Citing an embarrassingly low 9.2% voter turnout at the April 16 public referendum on whether to borrow up to $16 million from the province to build the much-needed replacement fire hall, city council voted Tuesday to defeat the motion to borrow the money and explore other options for the hall's funding, location and design.
Port Moody voters approved the loan in the referendum with 58% voting in favour of borrowing the money and 42% voting against. But that referendum drew only 1,980 of the city's 21,551 eligible voters, meaning the decision to hike property taxes by 3% and potentially saddle the city with fire hall debt until 2042 was approved by a margin of just 304 Moody residents.

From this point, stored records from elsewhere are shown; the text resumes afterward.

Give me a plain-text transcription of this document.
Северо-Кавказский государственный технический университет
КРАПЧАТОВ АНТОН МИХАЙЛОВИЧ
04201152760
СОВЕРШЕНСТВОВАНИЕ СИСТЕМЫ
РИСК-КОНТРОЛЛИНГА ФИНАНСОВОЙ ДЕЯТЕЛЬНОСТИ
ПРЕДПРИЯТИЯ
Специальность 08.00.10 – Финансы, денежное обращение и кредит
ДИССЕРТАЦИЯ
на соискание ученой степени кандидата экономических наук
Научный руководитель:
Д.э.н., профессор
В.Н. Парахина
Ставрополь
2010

That, most councillors agreed, was unacceptable, and so a bylaw allowing council to borrow the fire hall funding was defeated at the eleventh hour.
"I don't feel comfortable spending $16 million with so little support," Coun. Meghan Lahti said at Tuesday's council meeting before voting against the loan and suggesting the city revisit the issue during the November municipal election. "I was opposed to the location, the funding mechanism, the date of the referendum... there was one thing I did agree to, which was that the fire hall be replaced."
The new fire hall was slated to be built on the site of the current 37-year-old hall at Murray Street and Ioco Road.
Lahti was joined in defeating the bylaw to borrow the fire hall funding by councillors Gerry Nuttall and Karen Rockwell as well as Mayor Joe Trasolini in a 4-2 vote (Coun. Diana Dilworth, who's running in the federal election, was absent). Councillors Mike Clay and Bob Elliott voted in favour of proceeding with the loan.
In response to public input at the council meeting from at least one resident who claimed she and her neighbours were unaware the city was holding a referendum on the fire hall loan until just days before the vote, councillors Clay and Elliott questioned the possibility residents weren't adequately informed before the vote.
"There isn't a taxpayer in this city who didn't know this vote was happening," Coun. Elliott said. "The 9% turnout is an embarrassment... but the people who voted, voted and I won't take that away from them."
Clay agreed, adding that the arguments from some members of council and the public that the current fire hall land could be sold as a site for housing to raise money to build the new hall on cheaper, less desirable land, are false. Clay said the city is having a hard enough time getting clearance to build a fire hall on the current site due to problems with the soil, let alone a residential complex.
A new bylaw for the fire hall cannot be presented to a council vote now until October 26, when six months have passed since the bylaw's defeat.
A new referendum on borrowing funding for the new fire hall plans would be highly unlikely, as it would only be necessary if the city wanted to borrow more than the $16 million already approved by residents.
"It's really disappointing, Your Honour, that this council would let this go that far and then not support it," Clay told Mayor Trasolini.
In the meantime, Trasolini said the city would explore other options to reduce the borrowing costs for the No. 1 fire hall, including soliciting new designs, a new building location and a new funding structure that would rely less on property tax hikes.